The Times paywall flags up a lot of the challenges facing the publishing industry and its ability to get back on some kind of even keel. There have been lots of stones thrown at The Times for what is seen as some blind, desperate attempt to put the old pay model on the new world, but I believe it represents a major shift.
1. They are doing something
Many businesses and publishers are in fear and denial about what is going on with their business. One thing you can be sure of, the team down at The Times will be onboard with the fact that something advertising alone won't work and thats why they are having to do something. They are starting to address the problem.

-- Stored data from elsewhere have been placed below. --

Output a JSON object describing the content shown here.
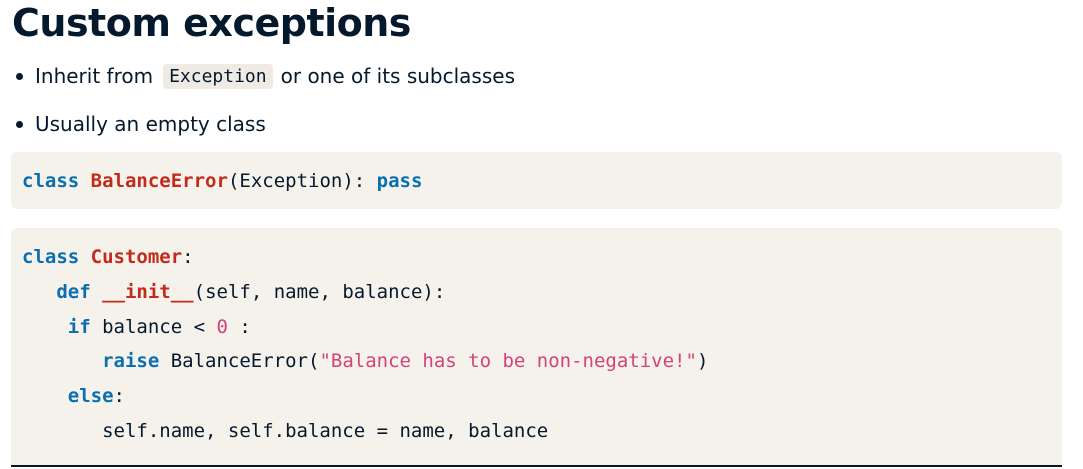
{
  "slide": {
    "title": "Custom exceptions",
    "bullets": [
      {
        "before": "Inherit from",
        "code": "Exception",
        "after": "or one of its subclasses"
      },
      {
        "text": "Usually an empty class"
      }
    ]
  },
  "code_block_1": {
    "line1": {
      "kw_class": "class",
      "class_name": "BalanceError",
      "args": "(Exception): ",
      "kw_pass": "pass"
    }
  },
  "code_block_2": {
    "line1": {
      "kw_class": "class",
      "class_name": "Customer",
      "colon": ":"
    },
    "line2": {
      "indent": "   ",
      "kw_def": "def",
      "func_name": "__init__",
      "params": "(self, name, balance):"
    },
    "line3": {
      "indent": "    ",
      "kw_if": "if",
      "cond_a": " balance < ",
      "num": "0",
      "cond_b": " :"
    },
    "line4": {
      "indent": "       ",
      "kw_raise": "raise",
      "call_a": " BalanceError(",
      "string": "\"Balance has to be non-negative!\"",
      "call_b": ")"
    },
    "line5": {
      "indent": "    ",
      "kw_else": "else",
      "colon": ":"
    },
    "line6": {
      "indent": "       ",
      "stmt": "self.name, self.balance = name, balance"
    }
  },
  "colors": {
    "keyword": "#0a6fb0",
    "class_name": "#c42a1c",
    "literal": "#d1437a",
    "text": "#05192d",
    "code_background": "#f5f2ec"
  }
}
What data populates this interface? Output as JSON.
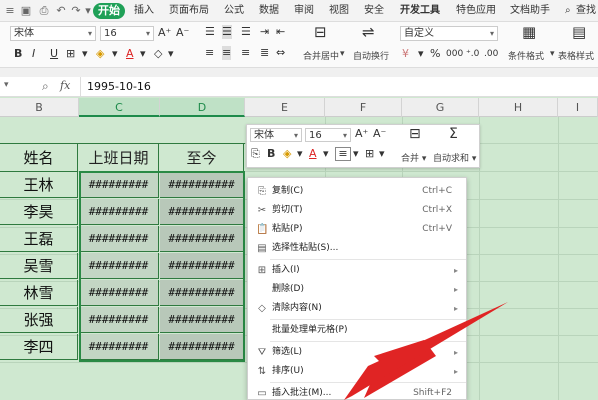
{
  "menubar": {
    "tabs": [
      "开始",
      "插入",
      "页面布局",
      "公式",
      "数据",
      "审阅",
      "视图",
      "安全",
      "开发工具",
      "特色应用",
      "文档助手"
    ],
    "search": "查找",
    "active_tab": "开始",
    "active_color": "#1fa057"
  },
  "ribbon": {
    "font_name": "宋体",
    "font_size": "16",
    "number_format": "自定义",
    "merge_label": "合并居中",
    "wrap_label": "自动换行",
    "cond_format_label": "条件格式",
    "table_style_label": "表格样式"
  },
  "formula_bar": {
    "fx": "fx",
    "value": "1995-10-16"
  },
  "columns": [
    "B",
    "C",
    "D",
    "E",
    "F",
    "G",
    "H",
    "I"
  ],
  "table": {
    "headers": [
      "姓名",
      "上班日期",
      "至今"
    ],
    "rows": [
      {
        "name": "王林",
        "c": "#########",
        "d": "##########"
      },
      {
        "name": "李昊",
        "c": "#########",
        "d": "##########"
      },
      {
        "name": "王磊",
        "c": "#########",
        "d": "##########"
      },
      {
        "name": "吴雪",
        "c": "#########",
        "d": "##########"
      },
      {
        "name": "林雪",
        "c": "#########",
        "d": "##########"
      },
      {
        "name": "张强",
        "c": "#########",
        "d": "##########"
      },
      {
        "name": "李四",
        "c": "#########",
        "d": "##########"
      }
    ]
  },
  "mini_toolbar": {
    "font_name": "宋体",
    "font_size": "16",
    "merge_label": "合并",
    "autosum_label": "自动求和"
  },
  "context_menu": {
    "items": [
      {
        "label": "复制(C)",
        "shortcut": "Ctrl+C",
        "icon": "copy-icon"
      },
      {
        "label": "剪切(T)",
        "shortcut": "Ctrl+X",
        "icon": "cut-icon"
      },
      {
        "label": "粘贴(P)",
        "shortcut": "Ctrl+V",
        "icon": "paste-icon"
      },
      {
        "label": "选择性粘贴(S)...",
        "shortcut": "",
        "icon": "paste-special-icon"
      },
      {
        "label": "插入(I)",
        "shortcut": "",
        "icon": "insert-icon"
      },
      {
        "label": "删除(D)",
        "shortcut": "",
        "icon": ""
      },
      {
        "label": "清除内容(N)",
        "shortcut": "",
        "icon": "clear-icon"
      },
      {
        "label": "批量处理单元格(P)",
        "shortcut": "",
        "icon": ""
      },
      {
        "label": "筛选(L)",
        "shortcut": "",
        "icon": "filter-icon"
      },
      {
        "label": "排序(U)",
        "shortcut": "",
        "icon": "sort-icon"
      },
      {
        "label": "插入批注(M)...",
        "shortcut": "Shift+F2",
        "icon": "comment-icon"
      }
    ]
  },
  "arrow_color": "#e02424"
}
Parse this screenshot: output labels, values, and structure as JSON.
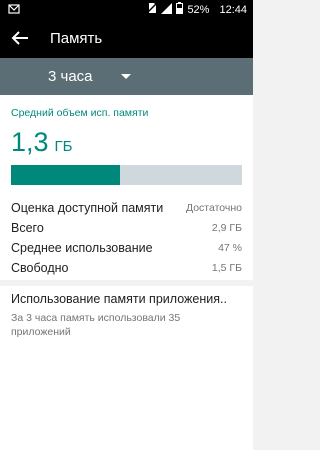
{
  "status_bar": {
    "battery": "52%",
    "time": "12:44"
  },
  "app_bar": {
    "title": "Память"
  },
  "period": {
    "selected": "3 часа"
  },
  "memory": {
    "avg_title": "Средний объем исп. памяти",
    "avg_value": "1,3",
    "avg_unit": "ГБ",
    "usage_fraction": 0.47,
    "colors": {
      "accent": "#00897b",
      "track": "#cfd8dc",
      "bar": "#5b6e76"
    },
    "stats": [
      {
        "label": "Оценка доступной памяти",
        "value": "Достаточно"
      },
      {
        "label": "Всего",
        "value": "2,9 ГБ"
      },
      {
        "label": "Среднее использование",
        "value": "47 %"
      },
      {
        "label": "Свободно",
        "value": "1,5 ГБ"
      }
    ]
  },
  "app_usage": {
    "title": "Использование памяти приложения..",
    "summary": "За 3 часа память использовали 35 приложений"
  }
}
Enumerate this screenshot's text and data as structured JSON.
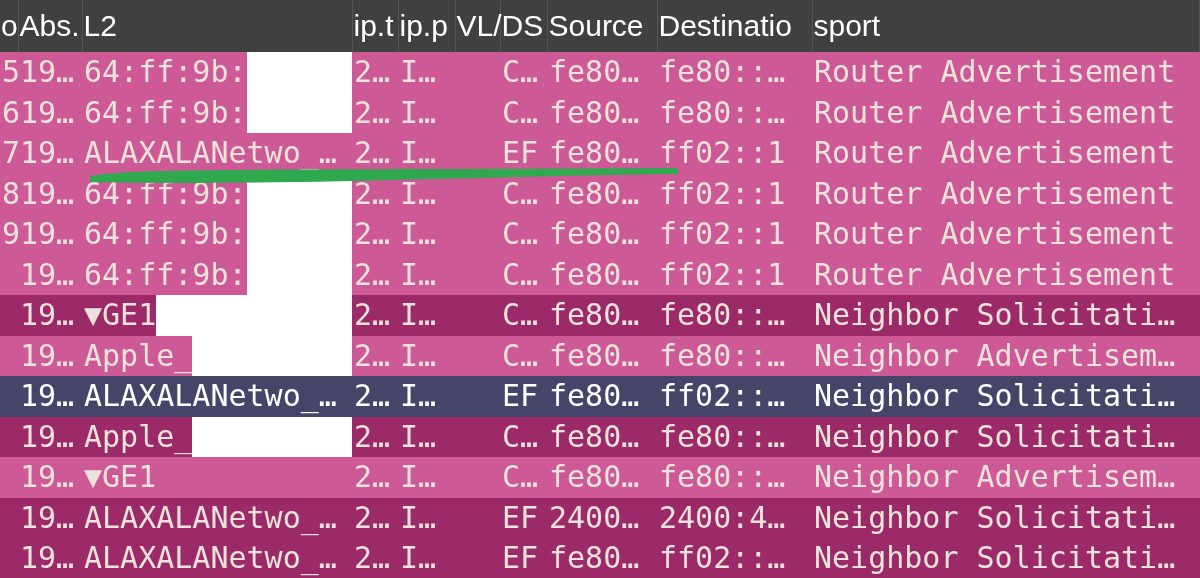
{
  "columns": [
    {
      "label": "o"
    },
    {
      "label": "Abs."
    },
    {
      "label": "L2"
    },
    {
      "label": "ip.t"
    },
    {
      "label": "ip.p"
    },
    {
      "label": "VL/"
    },
    {
      "label": "DS"
    },
    {
      "label": "Source"
    },
    {
      "label": "Destinatio"
    },
    {
      "label": "sport"
    }
  ],
  "rows": [
    {
      "color": "#cd5a96",
      "selected": false,
      "redacted": true,
      "column_1": "5",
      "abs": "19…",
      "l2": "64:ff:9b:",
      "ip_t": "2…",
      "ip_p": "I…",
      "ds": "C…",
      "source": "fe80…",
      "destination": "fe80::…",
      "info": "Router Advertisement"
    },
    {
      "color": "#cd5a96",
      "selected": false,
      "redacted": true,
      "column_1": "6",
      "abs": "19…",
      "l2": "64:ff:9b:",
      "ip_t": "2…",
      "ip_p": "I…",
      "ds": "C…",
      "source": "fe80…",
      "destination": "fe80::…",
      "info": "Router Advertisement"
    },
    {
      "color": "#cd5a96",
      "selected": false,
      "redacted": false,
      "column_1": "7",
      "abs": "19…",
      "l2": "ALAXALANetwo_…",
      "ip_t": "2…",
      "ip_p": "I…",
      "ds": "EF",
      "source": "fe80…",
      "destination": "ff02::1",
      "info": "Router Advertisement"
    },
    {
      "color": "#cd5a96",
      "selected": false,
      "redacted": true,
      "column_1": "8",
      "abs": "19…",
      "l2": "64:ff:9b:",
      "ip_t": "2…",
      "ip_p": "I…",
      "ds": "C…",
      "source": "fe80…",
      "destination": "ff02::1",
      "info": "Router Advertisement"
    },
    {
      "color": "#cd5a96",
      "selected": false,
      "redacted": true,
      "column_1": "9",
      "abs": "19…",
      "l2": "64:ff:9b:",
      "ip_t": "2…",
      "ip_p": "I…",
      "ds": "C…",
      "source": "fe80…",
      "destination": "ff02::1",
      "info": "Router Advertisement"
    },
    {
      "color": "#cd5a96",
      "selected": false,
      "redacted": true,
      "abs": "19…",
      "l2": "64:ff:9b:",
      "ip_t": "2…",
      "ip_p": "I…",
      "ds": "C…",
      "source": "fe80…",
      "destination": "ff02::1",
      "info": "Router Advertisement"
    },
    {
      "color": "#9c2a68",
      "selected": false,
      "redacted": true,
      "abs": "19…",
      "l2": "▼GE1",
      "ip_t": "2…",
      "ip_p": "I…",
      "ds": "C…",
      "source": "fe80…",
      "destination": "fe80::…",
      "info": "Neighbor Solicitati…"
    },
    {
      "color": "#cd5a96",
      "selected": false,
      "redacted": true,
      "abs": "19…",
      "l2": "Apple_",
      "ip_t": "2…",
      "ip_p": "I…",
      "ds": "C…",
      "source": "fe80…",
      "destination": "fe80::…",
      "info": "Neighbor Advertisem…"
    },
    {
      "color": "#45456a",
      "selected": true,
      "redacted": false,
      "abs": "19…",
      "l2": "ALAXALANetwo_…",
      "ip_t": "2…",
      "ip_p": "I…",
      "ds": "EF",
      "source": "fe80…",
      "destination": "ff02::…",
      "info": "Neighbor Solicitati…"
    },
    {
      "color": "#9c2a68",
      "selected": false,
      "redacted": true,
      "abs": "19…",
      "l2": "Apple_",
      "ip_t": "2…",
      "ip_p": "I…",
      "ds": "C…",
      "source": "fe80…",
      "destination": "fe80::…",
      "info": "Neighbor Solicitati…"
    },
    {
      "color": "#cd5a96",
      "selected": false,
      "redacted": false,
      "abs": "19…",
      "l2": "▼GE1",
      "ip_t": "2…",
      "ip_p": "I…",
      "ds": "C…",
      "source": "fe80…",
      "destination": "fe80::…",
      "info": "Neighbor Advertisem…"
    },
    {
      "color": "#9c2a68",
      "selected": false,
      "redacted": false,
      "abs": "19…",
      "l2": "ALAXALANetwo_…",
      "ip_t": "2…",
      "ip_p": "I…",
      "ds": "EF",
      "source": "2400…",
      "destination": "2400:4…",
      "info": "Neighbor Solicitati…"
    },
    {
      "color": "#9c2a68",
      "selected": false,
      "redacted": false,
      "abs": "19…",
      "l2": "ALAXALANetwo_…",
      "ip_t": "2…",
      "ip_p": "I…",
      "ds": "EF",
      "source": "fe80…",
      "destination": "ff02::…",
      "info": "Neighbor Solicitati…"
    }
  ]
}
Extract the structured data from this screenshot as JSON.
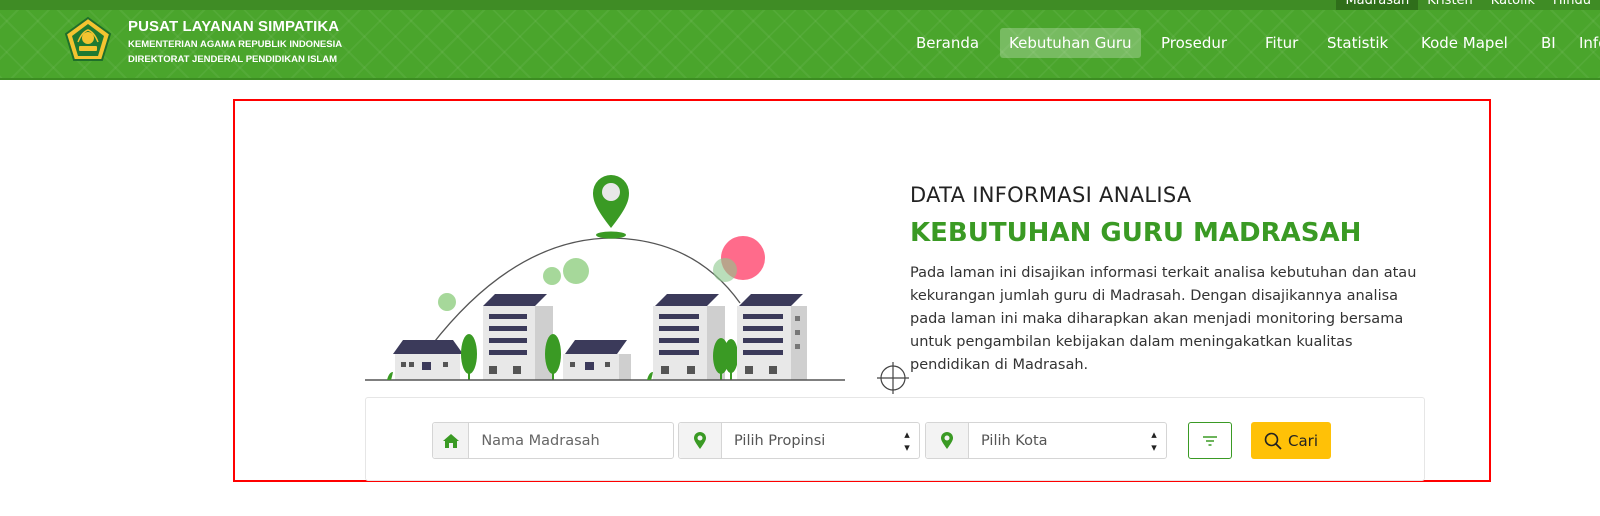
{
  "top_tabs": [
    "Madrasah",
    "Kristen",
    "Katolik",
    "Hindu"
  ],
  "brand": {
    "title": "PUSAT LAYANAN SIMPATIKA",
    "line1": "KEMENTERIAN AGAMA REPUBLIK INDONESIA",
    "line2": "DIREKTORAT JENDERAL PENDIDIKAN ISLAM"
  },
  "nav": {
    "items": [
      "Beranda",
      "Kebutuhan Guru",
      "Prosedur",
      "Fitur",
      "Statistik",
      "Kode Mapel",
      "BI",
      "Info"
    ],
    "active": "Kebutuhan Guru"
  },
  "hero": {
    "pretitle": "DATA INFORMASI ANALISA",
    "title": "KEBUTUHAN GURU MADRASAH",
    "description": "Pada laman ini disajikan informasi terkait analisa kebutuhan dan atau kekurangan jumlah guru di Madrasah. Dengan disajikannya analisa pada laman ini maka diharapkan akan menjadi monitoring bersama untuk pengambilan kebijakan dalam meningakatkan kualitas pendidikan di Madrasah."
  },
  "search": {
    "madrasah_placeholder": "Nama Madrasah",
    "province_select": "Pilih Propinsi",
    "city_select": "Pilih Kota",
    "search_button": "Cari"
  },
  "colors": {
    "brand_green": "#4aa52c",
    "title_green": "#3a9a24",
    "button_yellow": "#ffc107",
    "highlight_red": "#ff0000"
  },
  "icons": {
    "madrasah_field": "home-icon",
    "province_field": "map-pin-icon",
    "city_field": "map-pin-icon",
    "filter": "filter-icon",
    "search": "search-icon"
  }
}
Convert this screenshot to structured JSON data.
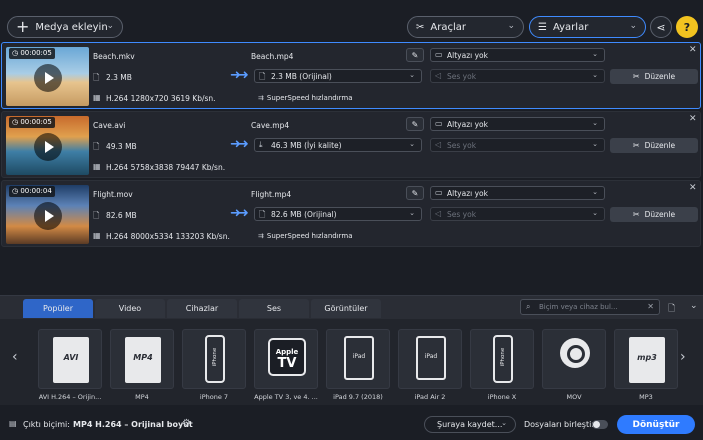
{
  "colors": {
    "accent": "#2f7bff",
    "help": "#f2c320",
    "active_border": "#3f8bff"
  },
  "topbar": {
    "add_media_label": "Medya ekleyin",
    "tools_label": "Araçlar",
    "settings_label": "Ayarlar",
    "share_icon": "share-icon",
    "help_label": "?"
  },
  "files": [
    {
      "duration": "00:00:05",
      "name": "Beach.mkv",
      "size": "2.3 MB",
      "codec": "H.264 1280x720 3619 Kb/sn.",
      "output_name": "Beach.mp4",
      "output_size": "2.3 MB (Orijinal)",
      "subtitle": "Altyazı yok",
      "audio": "Ses yok",
      "edit_label": "Düzenle",
      "superspeed": "SuperSpeed hızlandırma",
      "active": true
    },
    {
      "duration": "00:00:05",
      "name": "Cave.avi",
      "size": "49.3 MB",
      "codec": "H.264 5758x3838 79447 Kb/sn.",
      "output_name": "Cave.mp4",
      "output_size": "46.3 MB (İyi kalite)",
      "subtitle": "Altyazı yok",
      "audio": "Ses yok",
      "edit_label": "Düzenle",
      "superspeed": "",
      "active": false
    },
    {
      "duration": "00:00:04",
      "name": "Flight.mov",
      "size": "82.6 MB",
      "codec": "H.264 8000x5334 133203 Kb/sn.",
      "output_name": "Flight.mp4",
      "output_size": "82.6 MB (Orijinal)",
      "subtitle": "Altyazı yok",
      "audio": "Ses yok",
      "edit_label": "Düzenle",
      "superspeed": "SuperSpeed hızlandırma",
      "active": false
    }
  ],
  "format_panel": {
    "tabs": [
      "Popüler",
      "Video",
      "Cihazlar",
      "Ses",
      "Görüntüler"
    ],
    "active_tab": "Popüler",
    "search_placeholder": "Biçim veya cihaz bul...",
    "tiles": [
      {
        "label": "AVI H.264 – Orijin...",
        "icon": "AVI"
      },
      {
        "label": "MP4",
        "icon": "MP4"
      },
      {
        "label": "iPhone 7",
        "icon": "iPhone"
      },
      {
        "label": "Apple TV 3, ve 4. ...",
        "icon_top": "Apple",
        "icon_bottom": "TV"
      },
      {
        "label": "iPad 9.7 (2018)",
        "icon": "iPad"
      },
      {
        "label": "iPad Air 2",
        "icon": "iPad"
      },
      {
        "label": "iPhone X",
        "icon": "iPhone"
      },
      {
        "label": "MOV",
        "icon": "quicktime-icon"
      },
      {
        "label": "MP3",
        "icon": "mp3"
      }
    ]
  },
  "bottombar": {
    "output_format_label": "Çıktı biçimi:",
    "output_format_value": "MP4 H.264 – Orijinal boyut",
    "save_to_label": "Şuraya kaydet...",
    "merge_label": "Dosyaları birleştir:",
    "convert_label": "Dönüştür"
  }
}
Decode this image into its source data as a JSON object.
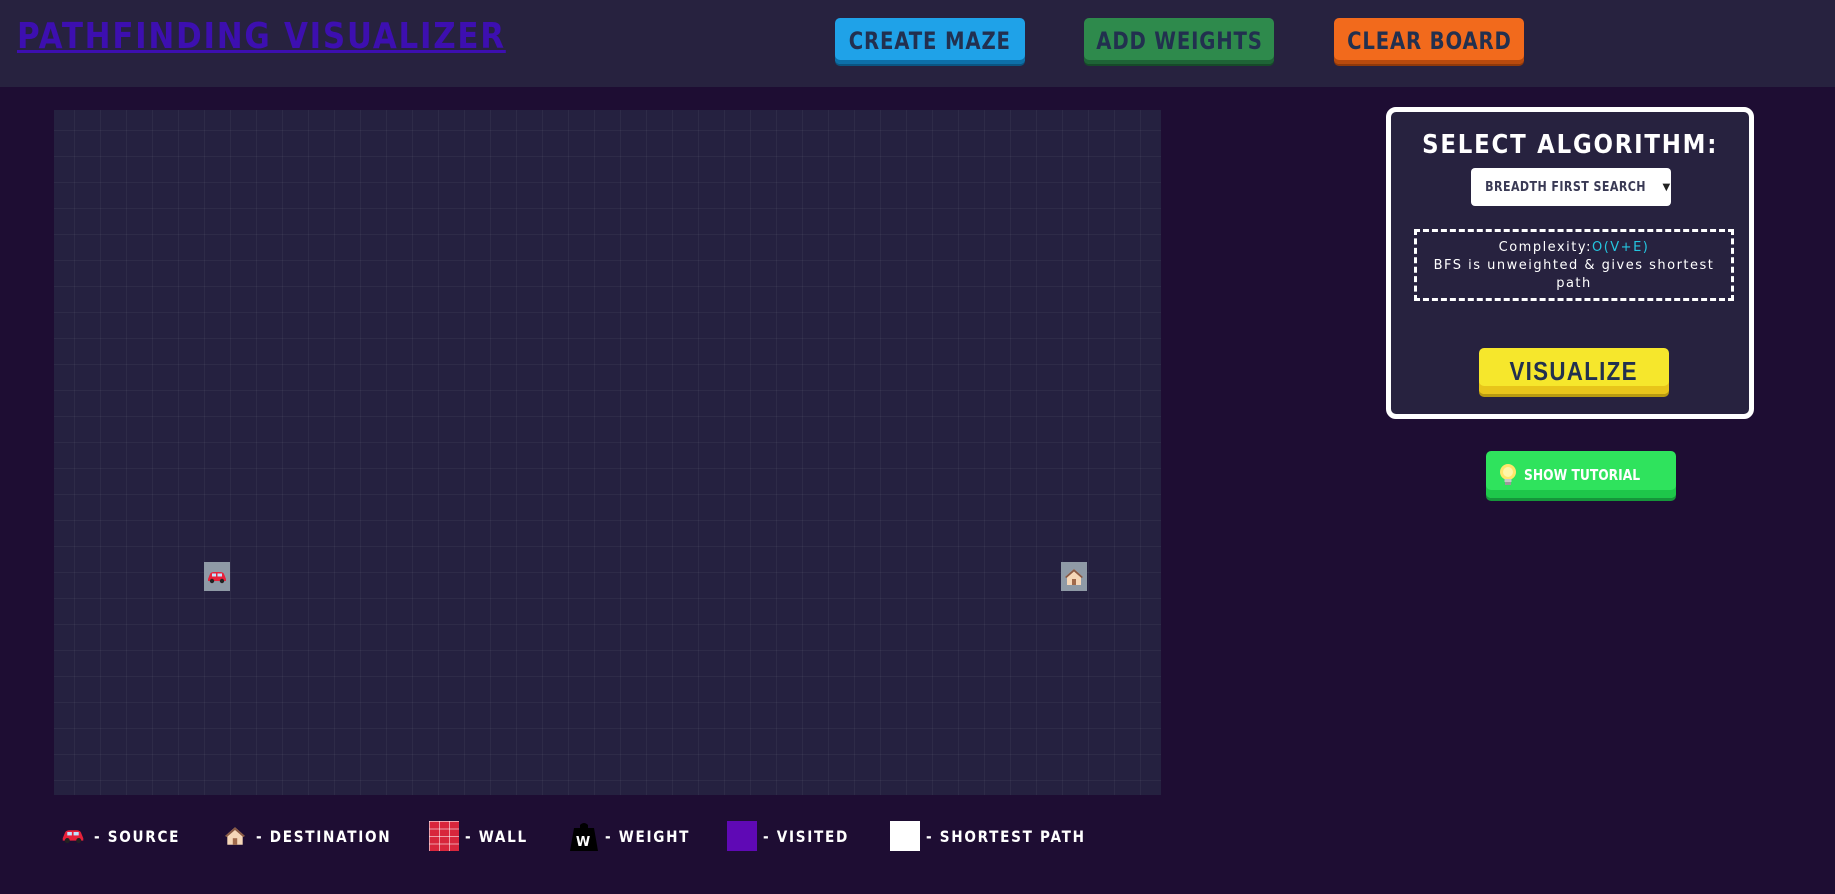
{
  "header": {
    "title": "PATHFINDING VISUALIZER",
    "create_maze_label": "CREATE MAZE",
    "add_weights_label": "ADD WEIGHTS",
    "clear_board_label": "CLEAR BOARD"
  },
  "grid": {
    "source_icon": "car-icon",
    "destination_icon": "house-icon"
  },
  "algorithm_panel": {
    "heading": "SELECT ALGORITHM:",
    "selected_algorithm": "BREADTH FIRST SEARCH",
    "complexity_label": "Complexity:",
    "complexity_value": "O(V+E)",
    "description": "BFS is unweighted & gives shortest path",
    "visualize_label": "VISUALIZE"
  },
  "tutorial": {
    "label": "SHOW TUTORIAL",
    "icon": "lightbulb-icon"
  },
  "legend": {
    "source": "- SOURCE",
    "destination": "- DESTINATION",
    "wall": "- WALL",
    "weight": "- WEIGHT",
    "weight_letter": "W",
    "visited": "- VISITED",
    "shortest_path": "- SHORTEST PATH"
  },
  "colors": {
    "background": "#1e0d33",
    "header": "#27223f",
    "title": "#3d0fb0",
    "create_maze": "#1fa2e8",
    "add_weights": "#2e8a4c",
    "clear_board": "#f26a1c",
    "visualize": "#f6e72c",
    "tutorial": "#2fe35d",
    "visited": "#5f09b5",
    "shortest_path": "#ffffff",
    "wall": "#d8263c",
    "complexity": "#24c6e0"
  }
}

I was at an IAB event recently and there were a number of publishes talking about initiatives that were driving large traffic levels, but you knew that traffic volume is not their problem. Its how do you sell the traffic. Innovation with platform, technology, ad format, content strategy, structure is all good but when was the last time you saw someone innovate with their commercial model? (and please don't talk about behavioral - not to be harsh, that wasn't their idea)
2. They are talking about users
Customer, customer, customer. No more talking about the intergalactic figures that no one understands
Publisher:"We have 3.2 million unique users and 129 million impressions, with even more ad impressions and we are far bigger than everyone else, who we know are confused and challenged like us"
Adevrtisers: - "That’s great - can I buy those 3 million people? with an ad"
Publisher: "Don't be daft, you can buy impressions though"
The Times are thinking about people (albeit a small number). They have set up a model that gets the business thinking about users and the revenue they generate. Publishers are going to have to start to take some reader money directly (through subs) or indirectly (through commercial deals) at some point and the sooner everyone (ad sales and editorial) start to talk about their revenue per user the quicker things will start to improve.
I would bet that more people at The Time are getting their calculators out and working out what the ad revenue per user is vs. subscription - that in itself is quantum leap.
There are some great pieces of analysis that are worth a read - Beehivecity has had a good dig round the numbers and really look at what the possibilities are.
99% of publishing businesses have editorial one side and commercial on the other. They don't meet until they report into the CEO. “churches, needing each other, but very different. I believe the journey that The Times has started on is cultural and for once a business has potentially unified the business under a common cause and goal.